0x0000000000000110 10 11 12 13 14 15 16 17-18 19 1a 1b 1c 1d 1e 1f "................"


One solution is to align all values somehow according to the last value (or address). How many hex digits we need to print the last (0x110) address? 3. So let's all addresses will be printed as 3-digit numbers.

To get exact number of hex digits, we just use binary logarithm.

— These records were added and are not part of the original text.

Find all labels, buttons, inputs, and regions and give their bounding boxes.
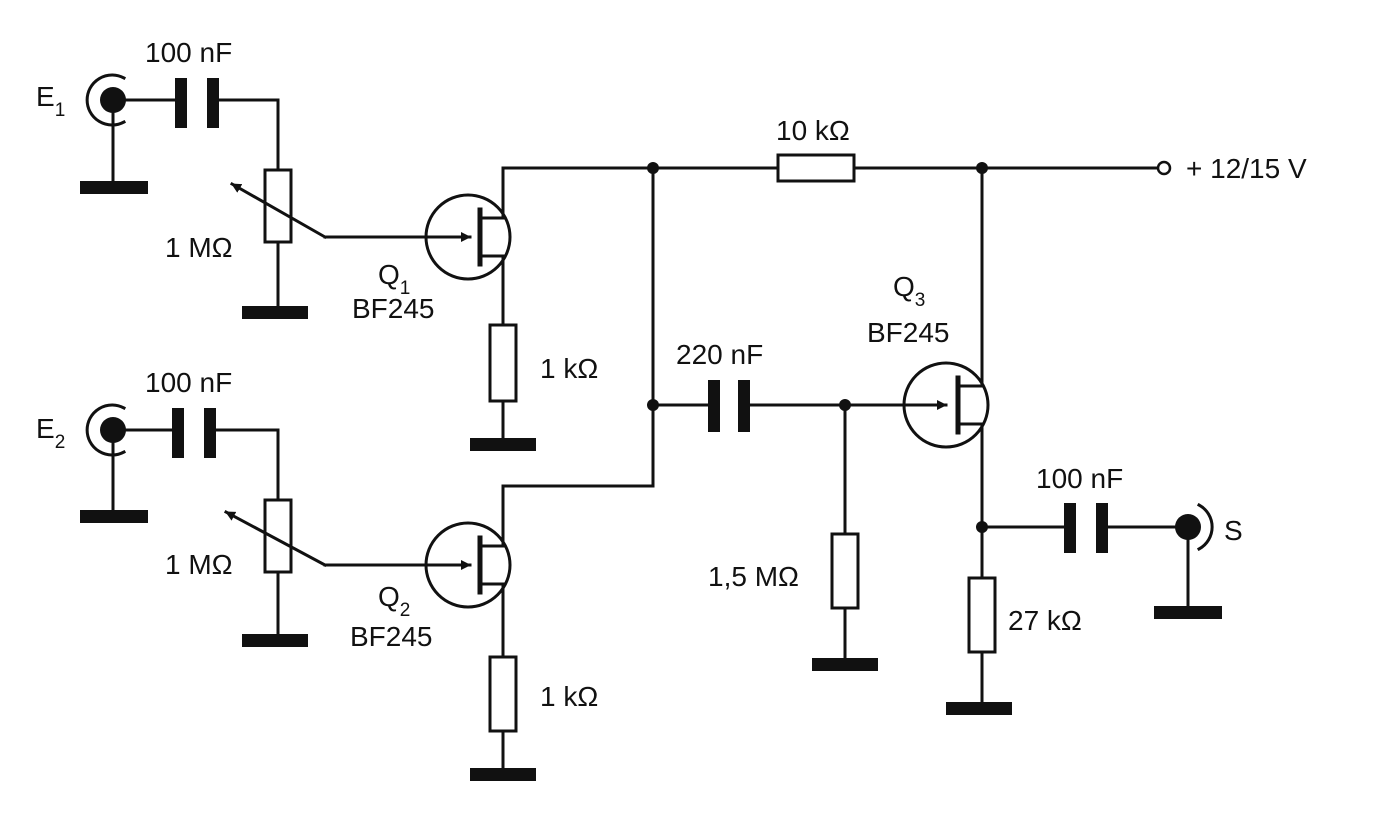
capacitor-c2 — [172, 408, 216, 458]
r-source-q3-value: 27 kΩ — [1008, 605, 1082, 636]
capacitor-c2-value: 100 nF — [145, 367, 232, 398]
r-drain-value: 10 kΩ — [776, 115, 850, 146]
pot2-value: 1 MΩ — [165, 549, 233, 580]
resistor-gate-q3 — [812, 403, 878, 671]
transistor-q1 — [424, 166, 512, 327]
supply-label: + 12/15 V — [1186, 153, 1307, 184]
resistor-source-q1 — [470, 323, 536, 451]
ground-symbol — [80, 181, 148, 194]
capacitor-c1 — [175, 78, 219, 128]
potentiometer-1 — [229, 168, 328, 319]
input-e2-label: E2 — [36, 413, 65, 453]
resistor-source-q3 — [946, 576, 1012, 715]
q2-label: Q2 — [378, 581, 410, 621]
q3-part: BF245 — [867, 317, 950, 348]
capacitor-c4-value: 100 nF — [1036, 463, 1123, 494]
capacitor-c4 — [1064, 503, 1108, 553]
capacitor-c1-value: 100 nF — [145, 37, 232, 68]
output-jack-s — [1154, 502, 1222, 619]
capacitor-c3 — [708, 380, 750, 432]
r-source-q1-value: 1 kΩ — [540, 353, 598, 384]
transistor-q3 — [902, 166, 990, 580]
r-gate-q3-value: 1,5 MΩ — [708, 561, 799, 592]
transistor-q2 — [424, 521, 512, 659]
q1-part: BF245 — [352, 293, 435, 324]
resistor-source-q2 — [470, 655, 536, 781]
q2-part: BF245 — [350, 621, 433, 652]
pot1-value: 1 MΩ — [165, 232, 233, 263]
capacitor-c3-value: 220 nF — [676, 339, 763, 370]
supply-terminal — [1156, 160, 1172, 176]
q1-label: Q1 — [378, 259, 410, 299]
potentiometer-2 — [223, 498, 328, 647]
output-label: S — [1224, 515, 1243, 546]
r-source-q2-value: 1 kΩ — [540, 681, 598, 712]
input-e1-label: E1 — [36, 81, 65, 121]
input-jack-e2 — [80, 403, 148, 523]
input-jack-e1 — [80, 73, 148, 194]
q3-label: Q3 — [893, 271, 925, 311]
resistor-drain-10k — [776, 153, 856, 183]
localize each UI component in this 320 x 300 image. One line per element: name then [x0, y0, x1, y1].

$\lceil \frac{log_2(0x110)}{4} \rceil$

Why ceiling? Say, the last address has 11 bits, and 11/4=2, but to print 11 binary digits, we want 3 hexadecimal digits. So the result of division must be "ceiled" to 3.

Now it's neat:

0x000 00 01 02 03 04 05 06 07-08 09 0a 0b 0c 0d 0e 0f "................"
0x010 10 11 12 13 14 15 16 17-18 19 1a 1b 1c 1d 1e 1f "................"
0x0e0 e0 e1 e2 e3 e4 e5 e6 e7-e8 e9 ea eb ec ed ee ef "................"
...
0x0f0 f0 f1 f2 f3 f4 f5 f6 f7-f8 f9 fa fb fc fd fe ff "................"
0x100 00 01 02 03 04 05 06 07-08 09 0a 0b 0c 0d 0e 0f "................"
0x110 10 11 12 13 14 15 16 17-18 19 1a 1b 1c 1d 1e 1f "................"


The code:

...
// http://stackoverflow.com/questions/11376288/fast-computing-of-log2-for-64-bit-integers
static const int tab64[64]=
{
63,  0, 58,  1, 59, 47, 53,  2,
60, 39, 48, 27, 54, 33, 42,  3,
61, 51, 37, 40, 49, 18, 28, 20,
55, 30, 34, 11, 43, 14, 22,  4,
62, 57, 46, 52, 38, 26, 32, 41,
50, 36, 17, 19, 29, 10, 13, 21,
56, 45, 25, 31, 35, 16,  9, 12,
44, 24, 15,  8, 23,  7,  6,  5
};

uint64_t uint64_log2 (uint64_t value)
{
value |= value >> 1;
value |= value >> 2;
value |= value >> 4;
value |= value >> 8;
value |= value >> 16;
value |= value >> 32;
return tab64[((uint64_t)((value - (value >> 1))*0x07EDD5E59A4E28C2)) >> 58];
}

unsigned division_ceil (unsigned x, unsigned y)
{
// https://stackoverflow.com/questions/2745074/fast-ceiling-of-an-integer-division-in-c-c
return (x + y - 1) / y;
};

void Log::hexdump(BYTE *buf, size_t size, size_t ofs)
{
unsigned fill_zeroes;
{
fill_zeroes=0;
}
else
{
fill_zeroes=division_ceil(binary_digits, 4);
};

...

out << "0x" << std::hex << std::setw(fill_zeroes) << (starting_offset + pos + ofs) << " ";
...


Now the code of my small logger library

Also, "Math-for-programmers" has more examples of logarithms.

Naive approach

I've found this is in a real code:

ostream & operator << (ostream & os, const FmtNat & fn) {
int64_t n = fn.num;
assert (n >= 0);                                              // 123456
if (n < 10)                    os << "     " << n;            // .....n
else if (n < 100)              os << "    " << n;             // ....nn
else if (n < 1000)             os << "   " << n;              // ...nnn
else if (n < 10000)            os << "  " << n;               // ..nnnn
else if (n < 100000)           os << " " << n;                // .nnnnn
else if (n < 1000000)          os << n;                       // nnnnnn
else if (n < 10000000)         os << n/1000          << "e3"; // nnnne3
else if (n < 100000000)        os << n/10000         << "e4"; // nnnne4
else if (n < 1000000000)       os << n/100000        << "e5"; // nnnne5
...


This is like reinvention of decimal logarithm.